Post Lesson Teaching Summary
Great job completing the study! Take a moment to listen to this summary to reinforce your group’s understanding of the text and ensure you’re all on the same page. We’re here to support your learning journey!
The elder brother rejects the father’s feast
Romans 10: 1-10
Audio Summary
Romans 10:1-10
- Context:
- Israelites (firstborn, Luke 15) shift from past privilege (Romans 9) to present self-righteousness; Romans 10 contrasts their zeal with faith.
- Paul mourns Jews’ salvation, stuck in law-based effort, not grace.
- Misguided Zeal (Romans 10:1-3):
- Paul prays for Israel’s salvation (v. 1); their zeal for God lacks knowledge of His righteousness, clinging to law over faith (v. 2-3).
- Self-righteousness—refusing grace—mirrors the firstborn’s rejection of the prodigal’s welcome.
- Christ Fulfills the Law (Romans 10:4):
- Christ ends law’s purpose as the path to righteousness; faith in Him justifies all believers (v. 4).
- Law points to sin but can’t save—Jesus completes it, offering grace.
- Faith vs.
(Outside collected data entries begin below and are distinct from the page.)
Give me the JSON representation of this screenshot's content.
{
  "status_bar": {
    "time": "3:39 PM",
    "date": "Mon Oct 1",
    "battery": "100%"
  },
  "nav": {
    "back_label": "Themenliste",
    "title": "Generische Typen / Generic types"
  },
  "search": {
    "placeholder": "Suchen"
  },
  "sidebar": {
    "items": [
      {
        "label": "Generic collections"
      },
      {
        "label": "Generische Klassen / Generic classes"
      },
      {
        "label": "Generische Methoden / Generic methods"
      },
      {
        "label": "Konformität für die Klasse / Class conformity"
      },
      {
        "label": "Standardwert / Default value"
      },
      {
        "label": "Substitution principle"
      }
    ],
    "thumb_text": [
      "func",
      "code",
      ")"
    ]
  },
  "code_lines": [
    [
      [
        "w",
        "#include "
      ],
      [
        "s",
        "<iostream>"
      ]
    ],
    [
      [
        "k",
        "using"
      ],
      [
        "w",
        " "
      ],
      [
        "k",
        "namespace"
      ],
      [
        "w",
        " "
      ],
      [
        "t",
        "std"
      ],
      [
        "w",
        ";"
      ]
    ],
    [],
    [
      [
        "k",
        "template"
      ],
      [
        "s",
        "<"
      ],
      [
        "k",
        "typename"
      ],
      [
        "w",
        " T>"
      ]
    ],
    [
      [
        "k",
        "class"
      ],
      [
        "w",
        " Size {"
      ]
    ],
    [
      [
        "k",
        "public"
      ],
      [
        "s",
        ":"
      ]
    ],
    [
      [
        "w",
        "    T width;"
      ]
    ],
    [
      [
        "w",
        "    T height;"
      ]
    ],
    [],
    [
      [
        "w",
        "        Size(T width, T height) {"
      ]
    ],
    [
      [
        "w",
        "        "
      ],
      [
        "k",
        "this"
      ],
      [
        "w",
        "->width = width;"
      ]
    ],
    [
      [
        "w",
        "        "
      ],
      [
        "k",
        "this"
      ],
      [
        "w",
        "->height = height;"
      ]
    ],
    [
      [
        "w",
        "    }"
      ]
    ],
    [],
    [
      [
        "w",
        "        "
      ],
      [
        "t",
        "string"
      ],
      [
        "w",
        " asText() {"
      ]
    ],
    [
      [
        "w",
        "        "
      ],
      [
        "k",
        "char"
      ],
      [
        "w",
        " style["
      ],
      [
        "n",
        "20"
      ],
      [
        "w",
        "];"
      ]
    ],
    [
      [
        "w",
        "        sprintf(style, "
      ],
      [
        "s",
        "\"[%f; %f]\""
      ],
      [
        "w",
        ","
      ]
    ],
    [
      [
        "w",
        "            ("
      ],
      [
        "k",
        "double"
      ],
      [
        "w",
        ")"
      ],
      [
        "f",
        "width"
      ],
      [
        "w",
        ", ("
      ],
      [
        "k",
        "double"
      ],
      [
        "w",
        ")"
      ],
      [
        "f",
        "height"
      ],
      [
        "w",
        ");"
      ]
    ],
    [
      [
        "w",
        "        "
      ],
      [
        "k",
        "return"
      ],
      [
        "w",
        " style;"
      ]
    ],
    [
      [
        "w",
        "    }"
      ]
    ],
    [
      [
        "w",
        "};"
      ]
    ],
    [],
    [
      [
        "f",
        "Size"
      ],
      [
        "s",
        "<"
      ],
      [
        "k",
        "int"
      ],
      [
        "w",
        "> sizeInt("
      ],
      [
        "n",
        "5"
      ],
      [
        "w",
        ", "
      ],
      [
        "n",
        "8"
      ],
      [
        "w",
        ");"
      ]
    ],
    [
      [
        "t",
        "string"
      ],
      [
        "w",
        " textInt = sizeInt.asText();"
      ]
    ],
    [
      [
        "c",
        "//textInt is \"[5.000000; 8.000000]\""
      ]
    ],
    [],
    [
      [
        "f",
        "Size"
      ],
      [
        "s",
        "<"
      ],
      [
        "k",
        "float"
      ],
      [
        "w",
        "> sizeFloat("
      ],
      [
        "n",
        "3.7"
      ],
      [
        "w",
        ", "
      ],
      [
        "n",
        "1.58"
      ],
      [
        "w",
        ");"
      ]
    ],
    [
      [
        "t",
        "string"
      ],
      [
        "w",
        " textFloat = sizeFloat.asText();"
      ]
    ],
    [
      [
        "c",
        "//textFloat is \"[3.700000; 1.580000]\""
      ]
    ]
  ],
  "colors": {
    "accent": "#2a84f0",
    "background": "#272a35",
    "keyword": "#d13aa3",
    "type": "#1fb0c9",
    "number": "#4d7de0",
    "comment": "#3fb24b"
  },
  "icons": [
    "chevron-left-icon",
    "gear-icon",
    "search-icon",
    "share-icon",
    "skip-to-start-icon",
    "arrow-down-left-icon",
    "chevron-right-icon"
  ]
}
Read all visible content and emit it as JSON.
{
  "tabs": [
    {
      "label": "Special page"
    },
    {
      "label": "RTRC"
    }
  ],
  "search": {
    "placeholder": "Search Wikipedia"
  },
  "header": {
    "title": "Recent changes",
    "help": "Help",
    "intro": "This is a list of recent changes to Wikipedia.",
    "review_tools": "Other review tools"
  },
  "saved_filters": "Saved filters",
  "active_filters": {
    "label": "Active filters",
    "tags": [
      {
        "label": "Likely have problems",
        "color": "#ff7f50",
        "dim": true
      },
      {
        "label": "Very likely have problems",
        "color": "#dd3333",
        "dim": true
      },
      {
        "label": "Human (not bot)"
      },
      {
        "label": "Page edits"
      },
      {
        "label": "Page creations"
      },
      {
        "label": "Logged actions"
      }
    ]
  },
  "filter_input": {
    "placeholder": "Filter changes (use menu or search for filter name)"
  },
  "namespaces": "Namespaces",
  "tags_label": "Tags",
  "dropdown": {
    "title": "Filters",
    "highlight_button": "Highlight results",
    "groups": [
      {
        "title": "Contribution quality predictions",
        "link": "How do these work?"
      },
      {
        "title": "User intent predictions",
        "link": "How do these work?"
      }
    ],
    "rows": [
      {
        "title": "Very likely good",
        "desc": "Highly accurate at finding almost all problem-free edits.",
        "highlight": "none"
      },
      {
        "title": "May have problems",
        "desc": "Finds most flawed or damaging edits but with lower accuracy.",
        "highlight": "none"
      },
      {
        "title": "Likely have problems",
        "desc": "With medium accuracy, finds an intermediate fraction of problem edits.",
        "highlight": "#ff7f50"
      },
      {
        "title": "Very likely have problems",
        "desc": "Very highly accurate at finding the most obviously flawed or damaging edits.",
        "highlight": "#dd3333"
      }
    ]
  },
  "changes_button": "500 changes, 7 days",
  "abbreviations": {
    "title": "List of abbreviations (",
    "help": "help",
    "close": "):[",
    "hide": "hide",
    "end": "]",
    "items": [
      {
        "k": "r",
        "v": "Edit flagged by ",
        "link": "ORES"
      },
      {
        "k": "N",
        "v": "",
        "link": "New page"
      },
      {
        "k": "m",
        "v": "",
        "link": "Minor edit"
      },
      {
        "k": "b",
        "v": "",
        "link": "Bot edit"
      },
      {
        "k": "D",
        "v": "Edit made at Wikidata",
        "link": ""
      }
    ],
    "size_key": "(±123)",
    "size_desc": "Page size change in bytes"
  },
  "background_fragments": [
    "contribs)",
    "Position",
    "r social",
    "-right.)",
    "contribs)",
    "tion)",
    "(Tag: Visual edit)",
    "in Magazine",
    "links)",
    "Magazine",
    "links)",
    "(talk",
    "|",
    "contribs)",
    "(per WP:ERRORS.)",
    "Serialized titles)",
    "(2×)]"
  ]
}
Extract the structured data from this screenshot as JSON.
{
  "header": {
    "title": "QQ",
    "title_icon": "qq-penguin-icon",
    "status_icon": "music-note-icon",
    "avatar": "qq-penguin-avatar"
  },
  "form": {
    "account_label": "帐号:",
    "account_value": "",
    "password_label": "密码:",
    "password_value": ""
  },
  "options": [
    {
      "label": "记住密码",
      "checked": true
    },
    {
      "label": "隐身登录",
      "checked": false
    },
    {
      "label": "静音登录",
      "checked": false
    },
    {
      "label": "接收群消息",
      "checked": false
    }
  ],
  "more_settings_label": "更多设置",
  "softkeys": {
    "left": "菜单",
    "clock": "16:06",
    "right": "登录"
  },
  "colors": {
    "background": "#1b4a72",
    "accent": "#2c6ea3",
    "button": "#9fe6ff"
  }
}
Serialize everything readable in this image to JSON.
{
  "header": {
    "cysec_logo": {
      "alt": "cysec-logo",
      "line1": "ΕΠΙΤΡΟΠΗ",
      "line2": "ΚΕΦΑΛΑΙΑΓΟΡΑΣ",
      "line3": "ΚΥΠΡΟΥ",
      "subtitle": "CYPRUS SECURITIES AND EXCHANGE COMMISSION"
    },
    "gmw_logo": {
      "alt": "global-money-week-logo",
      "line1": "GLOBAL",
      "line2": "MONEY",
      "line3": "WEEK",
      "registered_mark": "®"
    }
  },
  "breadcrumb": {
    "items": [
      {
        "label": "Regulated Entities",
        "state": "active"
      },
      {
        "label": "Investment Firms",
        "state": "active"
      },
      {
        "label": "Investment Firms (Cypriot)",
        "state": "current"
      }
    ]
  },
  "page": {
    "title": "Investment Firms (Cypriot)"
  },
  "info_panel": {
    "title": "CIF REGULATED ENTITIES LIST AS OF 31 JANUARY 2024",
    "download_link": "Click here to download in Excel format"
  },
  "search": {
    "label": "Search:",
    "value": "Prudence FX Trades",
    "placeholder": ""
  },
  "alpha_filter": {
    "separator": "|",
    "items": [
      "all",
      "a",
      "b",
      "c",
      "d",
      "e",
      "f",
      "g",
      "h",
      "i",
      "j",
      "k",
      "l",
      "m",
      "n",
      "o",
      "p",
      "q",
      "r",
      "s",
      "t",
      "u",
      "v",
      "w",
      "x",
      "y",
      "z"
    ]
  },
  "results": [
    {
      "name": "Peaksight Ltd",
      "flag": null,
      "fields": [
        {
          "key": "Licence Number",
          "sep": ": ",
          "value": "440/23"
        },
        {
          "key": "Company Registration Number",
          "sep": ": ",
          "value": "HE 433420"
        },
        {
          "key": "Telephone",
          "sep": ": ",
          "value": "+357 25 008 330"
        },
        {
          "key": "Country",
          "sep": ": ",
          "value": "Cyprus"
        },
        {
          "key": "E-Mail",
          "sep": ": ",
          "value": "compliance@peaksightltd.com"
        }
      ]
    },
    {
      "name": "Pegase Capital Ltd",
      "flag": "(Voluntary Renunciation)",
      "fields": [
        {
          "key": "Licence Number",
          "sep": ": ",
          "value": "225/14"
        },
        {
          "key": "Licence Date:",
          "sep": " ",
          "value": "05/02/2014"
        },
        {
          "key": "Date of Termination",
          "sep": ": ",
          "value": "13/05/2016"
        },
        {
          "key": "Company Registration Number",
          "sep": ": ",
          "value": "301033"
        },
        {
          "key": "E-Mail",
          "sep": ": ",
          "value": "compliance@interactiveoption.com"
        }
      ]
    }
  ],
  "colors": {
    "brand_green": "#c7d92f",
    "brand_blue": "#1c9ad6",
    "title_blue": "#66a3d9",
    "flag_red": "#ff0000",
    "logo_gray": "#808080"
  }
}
Law (Romans 10:5-10):
- Law’s way demands perfect obedience, impossible (v. 5, Leviticus 18:5); faith’s way—believing Jesus died and rose, confessing Him as Lord—saves (v. 6-10).
- Prodigal walked faith’s path (belief in father’s grace); Jews stick to law, missing Jesus’ fulfillment.
- Application:
- Abandon self-righteous effort; embrace faith in Christ’s finished work—Jews and Gentiles share the table by grace, not works.